Maybe that’s harsh, but the All Blacks of today have to be judged against the standards set by the All Blacks of yesterday, and their predecessors would not have recognised what happened in Wellington.
They certainly would not have liked what they saw as it ran contrary to the legend. There was not a hero among them. There was no stunning resistance to break the momentum the Boks started building early in the second half.
Instead, the All Blacks capitulated. There is no getting around the truth – the All Blacks were humiliated. They couldn’t live with the power of the Boks in the collision areas, their lineout fell apart, their attacking shape collapsed and, once again, they lost the aerial battle.

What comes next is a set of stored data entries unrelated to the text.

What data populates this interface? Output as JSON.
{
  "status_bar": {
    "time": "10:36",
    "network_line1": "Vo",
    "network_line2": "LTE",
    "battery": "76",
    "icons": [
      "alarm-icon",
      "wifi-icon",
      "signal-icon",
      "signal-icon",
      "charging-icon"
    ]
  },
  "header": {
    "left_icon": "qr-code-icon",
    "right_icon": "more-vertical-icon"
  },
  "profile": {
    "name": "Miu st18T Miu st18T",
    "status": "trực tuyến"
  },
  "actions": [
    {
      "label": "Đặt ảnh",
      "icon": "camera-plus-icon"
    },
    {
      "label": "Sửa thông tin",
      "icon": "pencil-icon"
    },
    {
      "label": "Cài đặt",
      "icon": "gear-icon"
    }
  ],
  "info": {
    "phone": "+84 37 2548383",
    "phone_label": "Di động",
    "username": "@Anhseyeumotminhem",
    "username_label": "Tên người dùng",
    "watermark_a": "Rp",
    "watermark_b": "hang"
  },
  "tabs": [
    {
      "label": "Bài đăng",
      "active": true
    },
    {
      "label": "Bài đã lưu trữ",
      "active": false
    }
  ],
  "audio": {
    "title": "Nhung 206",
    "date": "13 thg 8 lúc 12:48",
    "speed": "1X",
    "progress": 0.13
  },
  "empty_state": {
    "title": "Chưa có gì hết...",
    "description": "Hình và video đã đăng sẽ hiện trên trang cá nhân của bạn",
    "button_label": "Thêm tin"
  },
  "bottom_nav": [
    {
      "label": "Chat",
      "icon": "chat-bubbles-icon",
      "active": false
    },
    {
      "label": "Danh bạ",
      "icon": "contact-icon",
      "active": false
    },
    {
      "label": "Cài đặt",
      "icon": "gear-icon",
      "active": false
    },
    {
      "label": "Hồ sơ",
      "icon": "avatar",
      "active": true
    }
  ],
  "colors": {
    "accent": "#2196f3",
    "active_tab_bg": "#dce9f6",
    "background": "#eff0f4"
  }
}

And that wasn’t even the worst of it. The scrum was a horror show. Forwards coach Jason Ryan promised that the sight of the All Blacks scrum being shunted like a lightweight caboose (as seen at Eden Park last week) would never happen again – and yet it happened regularly in Wellington.
Maybe not as dramatically as that one-off, but all night the All Blacks were barely surviving as they scrambled the ball out, ever fearful that the shrill of referee Nika Amashukeli’s whistle was milliseconds away.
Still, in the first 40 minutes it felt like the All Blacks could effectively compete in spite of their faltering scrum because it actually suited them to be getting the ball out quickly and shifting wide quickly.
In that pre-Apocalypse period, the All Blacks looked relatively sharp and polished at times. They arguably scored the best try of the Scott Robertson era when they broke out from their own half, went touchline to touchline and worked Leroy Carter into the corner with the precision and timing of their passing.
But that was the only high of the evening – a sole marker of optimism in an otherwise horrible night for the All Blacks.
South Africa's Damian Williamse scores a try in the tackle of Finlay Christie. Photo / Photosport
How they recover from here is going to occupy a lot of minds and force a lot of questions to be asked in the next two weeks before facing Australia at Eden Park.
Was this an aberration – a night on which South Africa hit some magical sweet spot they will never find again, or was it bona fide evidence that this All Blacks side has serious underlying issues that were not exposed last week by a vastly different, old and uninspiring team that will never be seen again?
Worryingly, it feels like it might have been the former. The All Blacks have lost two from seven this year and there remains no sign that this is a team that can consistently deliver high-quality performances or back-up week-to-week.